Posts Tagged ‘Japanese photographer’

78- Issei Suda

Monday, April 13th, 2020

Regular readers of this blog will know about my interest in and admiration for the work of Japanese photographer Issei Suda, and remember the post I wrote about him, Issei Suda (1940-2019) shortly after his death last year with some links to his work and writing about it.

A couple of days ago I came across a post on the British Journal of Photography online site, Issei Suda: 78 unseen photographs, which tells the story of how Cécile Poimboeuf-Koizumi, co-founder and director of Paris-based publishing house Chose Commune, wrote to Suda for the first time in January 2019 to ask about a new publication of his work. He was keen to cooperate, but sadly he died before she visited later in the year – but he had set aside a box of unpublished pictures for his widow to show her when she visited.

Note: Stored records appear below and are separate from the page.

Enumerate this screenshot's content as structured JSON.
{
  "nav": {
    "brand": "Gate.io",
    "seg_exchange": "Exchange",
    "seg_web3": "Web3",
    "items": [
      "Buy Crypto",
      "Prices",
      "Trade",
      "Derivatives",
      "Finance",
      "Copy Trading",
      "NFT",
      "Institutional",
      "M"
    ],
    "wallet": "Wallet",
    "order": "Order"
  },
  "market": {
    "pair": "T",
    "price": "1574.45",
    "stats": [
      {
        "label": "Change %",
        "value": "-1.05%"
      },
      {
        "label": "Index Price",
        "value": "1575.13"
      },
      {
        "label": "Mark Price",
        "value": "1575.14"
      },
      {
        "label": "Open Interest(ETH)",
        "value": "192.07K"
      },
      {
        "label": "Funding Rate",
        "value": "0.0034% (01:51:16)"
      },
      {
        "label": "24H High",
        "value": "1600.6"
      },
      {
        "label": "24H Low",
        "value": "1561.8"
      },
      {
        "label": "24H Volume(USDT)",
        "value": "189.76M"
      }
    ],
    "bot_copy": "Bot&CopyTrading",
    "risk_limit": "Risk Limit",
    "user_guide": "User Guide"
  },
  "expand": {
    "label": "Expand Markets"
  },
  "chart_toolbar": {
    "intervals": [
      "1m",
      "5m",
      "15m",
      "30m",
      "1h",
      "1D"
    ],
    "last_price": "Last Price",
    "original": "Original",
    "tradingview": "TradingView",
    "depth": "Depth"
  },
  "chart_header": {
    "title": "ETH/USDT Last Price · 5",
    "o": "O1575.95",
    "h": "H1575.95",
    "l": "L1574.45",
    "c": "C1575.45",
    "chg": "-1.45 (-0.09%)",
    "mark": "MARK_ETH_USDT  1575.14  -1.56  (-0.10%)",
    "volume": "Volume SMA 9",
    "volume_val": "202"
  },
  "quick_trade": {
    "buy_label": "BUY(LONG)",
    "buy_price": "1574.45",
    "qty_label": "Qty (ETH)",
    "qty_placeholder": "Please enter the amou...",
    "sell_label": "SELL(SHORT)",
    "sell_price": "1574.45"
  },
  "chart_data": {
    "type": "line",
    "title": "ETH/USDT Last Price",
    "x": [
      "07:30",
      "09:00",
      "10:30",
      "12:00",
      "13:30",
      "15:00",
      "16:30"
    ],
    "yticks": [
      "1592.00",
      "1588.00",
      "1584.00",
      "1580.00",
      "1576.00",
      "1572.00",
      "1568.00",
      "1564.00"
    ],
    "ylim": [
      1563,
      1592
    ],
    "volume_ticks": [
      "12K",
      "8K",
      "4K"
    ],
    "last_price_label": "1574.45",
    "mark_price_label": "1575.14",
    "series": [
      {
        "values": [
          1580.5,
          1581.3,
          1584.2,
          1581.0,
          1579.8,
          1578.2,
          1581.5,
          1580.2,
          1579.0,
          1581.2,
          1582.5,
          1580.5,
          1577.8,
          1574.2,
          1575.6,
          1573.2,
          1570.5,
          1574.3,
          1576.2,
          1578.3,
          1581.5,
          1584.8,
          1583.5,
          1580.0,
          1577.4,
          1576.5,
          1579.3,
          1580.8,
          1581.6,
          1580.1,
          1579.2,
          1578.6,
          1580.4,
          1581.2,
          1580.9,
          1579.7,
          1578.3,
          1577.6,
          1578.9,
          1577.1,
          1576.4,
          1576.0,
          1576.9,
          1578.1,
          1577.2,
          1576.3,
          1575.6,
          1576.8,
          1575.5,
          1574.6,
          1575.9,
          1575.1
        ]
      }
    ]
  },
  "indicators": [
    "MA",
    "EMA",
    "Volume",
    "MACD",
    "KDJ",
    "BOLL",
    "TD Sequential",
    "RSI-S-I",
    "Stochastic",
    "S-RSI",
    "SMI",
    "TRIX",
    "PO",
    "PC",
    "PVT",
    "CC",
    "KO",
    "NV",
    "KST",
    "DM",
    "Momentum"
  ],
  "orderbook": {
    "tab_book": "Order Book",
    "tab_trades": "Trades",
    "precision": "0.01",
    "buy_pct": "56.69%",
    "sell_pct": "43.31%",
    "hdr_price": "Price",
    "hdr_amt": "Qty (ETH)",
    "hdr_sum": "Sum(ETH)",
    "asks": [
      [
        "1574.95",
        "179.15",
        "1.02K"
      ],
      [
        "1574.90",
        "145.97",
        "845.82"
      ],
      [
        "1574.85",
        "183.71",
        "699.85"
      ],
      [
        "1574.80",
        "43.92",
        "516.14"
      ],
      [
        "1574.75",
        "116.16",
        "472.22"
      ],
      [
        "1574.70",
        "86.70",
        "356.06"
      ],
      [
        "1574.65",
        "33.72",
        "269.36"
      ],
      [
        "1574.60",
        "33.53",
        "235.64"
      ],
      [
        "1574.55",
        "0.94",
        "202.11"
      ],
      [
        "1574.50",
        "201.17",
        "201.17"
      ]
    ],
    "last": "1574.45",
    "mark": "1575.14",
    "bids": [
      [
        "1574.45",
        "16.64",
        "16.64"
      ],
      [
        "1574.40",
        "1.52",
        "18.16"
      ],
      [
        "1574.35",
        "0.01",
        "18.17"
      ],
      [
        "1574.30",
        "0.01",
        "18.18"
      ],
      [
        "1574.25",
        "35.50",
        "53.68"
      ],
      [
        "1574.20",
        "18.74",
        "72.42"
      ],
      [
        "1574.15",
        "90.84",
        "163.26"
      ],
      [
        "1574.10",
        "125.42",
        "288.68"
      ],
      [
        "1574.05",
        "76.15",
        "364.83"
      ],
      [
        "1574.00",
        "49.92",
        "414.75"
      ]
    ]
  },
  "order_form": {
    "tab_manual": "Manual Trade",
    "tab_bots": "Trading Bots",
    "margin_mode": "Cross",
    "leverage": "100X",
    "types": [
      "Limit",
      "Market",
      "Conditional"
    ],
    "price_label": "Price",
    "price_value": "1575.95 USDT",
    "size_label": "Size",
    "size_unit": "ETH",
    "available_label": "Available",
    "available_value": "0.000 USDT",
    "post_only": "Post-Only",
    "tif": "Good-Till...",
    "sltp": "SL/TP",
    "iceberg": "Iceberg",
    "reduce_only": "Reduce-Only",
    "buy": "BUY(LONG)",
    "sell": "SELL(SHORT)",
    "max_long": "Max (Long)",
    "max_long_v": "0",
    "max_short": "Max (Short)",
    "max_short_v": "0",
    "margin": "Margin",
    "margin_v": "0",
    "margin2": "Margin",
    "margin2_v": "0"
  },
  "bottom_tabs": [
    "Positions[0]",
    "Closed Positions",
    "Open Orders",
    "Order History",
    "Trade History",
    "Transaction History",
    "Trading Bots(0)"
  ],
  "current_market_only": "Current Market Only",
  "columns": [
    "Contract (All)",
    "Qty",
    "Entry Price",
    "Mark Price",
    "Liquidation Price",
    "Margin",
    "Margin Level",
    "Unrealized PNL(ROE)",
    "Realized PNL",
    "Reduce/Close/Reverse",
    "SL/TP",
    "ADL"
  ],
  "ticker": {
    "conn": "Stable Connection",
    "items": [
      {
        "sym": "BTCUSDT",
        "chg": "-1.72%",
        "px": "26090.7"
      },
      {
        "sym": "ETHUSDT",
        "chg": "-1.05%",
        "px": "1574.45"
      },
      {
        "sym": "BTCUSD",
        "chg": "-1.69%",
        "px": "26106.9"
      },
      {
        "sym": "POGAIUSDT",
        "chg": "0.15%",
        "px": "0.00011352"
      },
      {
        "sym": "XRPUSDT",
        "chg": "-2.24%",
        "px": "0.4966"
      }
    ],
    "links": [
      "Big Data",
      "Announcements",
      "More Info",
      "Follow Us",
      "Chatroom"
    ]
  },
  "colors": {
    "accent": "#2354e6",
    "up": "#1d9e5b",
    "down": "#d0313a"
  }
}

The book ’78’ presents 78 of these previously unpublished photographs taken between 1971 and 1983, typical of his work with its strangely unusual views of ordinary people and situations. It was only when she got back to Paris that Poimboeuf-Koizumi realised that the number of pictures she had selected for the book, 78, was also the age at which Suda had died.

You can see more pictures from the book on the Chose Commune web site, and it looks to be a finely produced work and a fine tribute to one of Japan’s most interesting photographers who received far less attention in the west than others whose work is rather more controversial and perhaps less intimate.

It’s a book I’m unlikely to buy myself as it is a little expensive at 55€ and I already have an earlier book of his work and a house with overflowing shelves and far too many books in it. But if you haven’t already met and lived with his work this is certainly worth considering.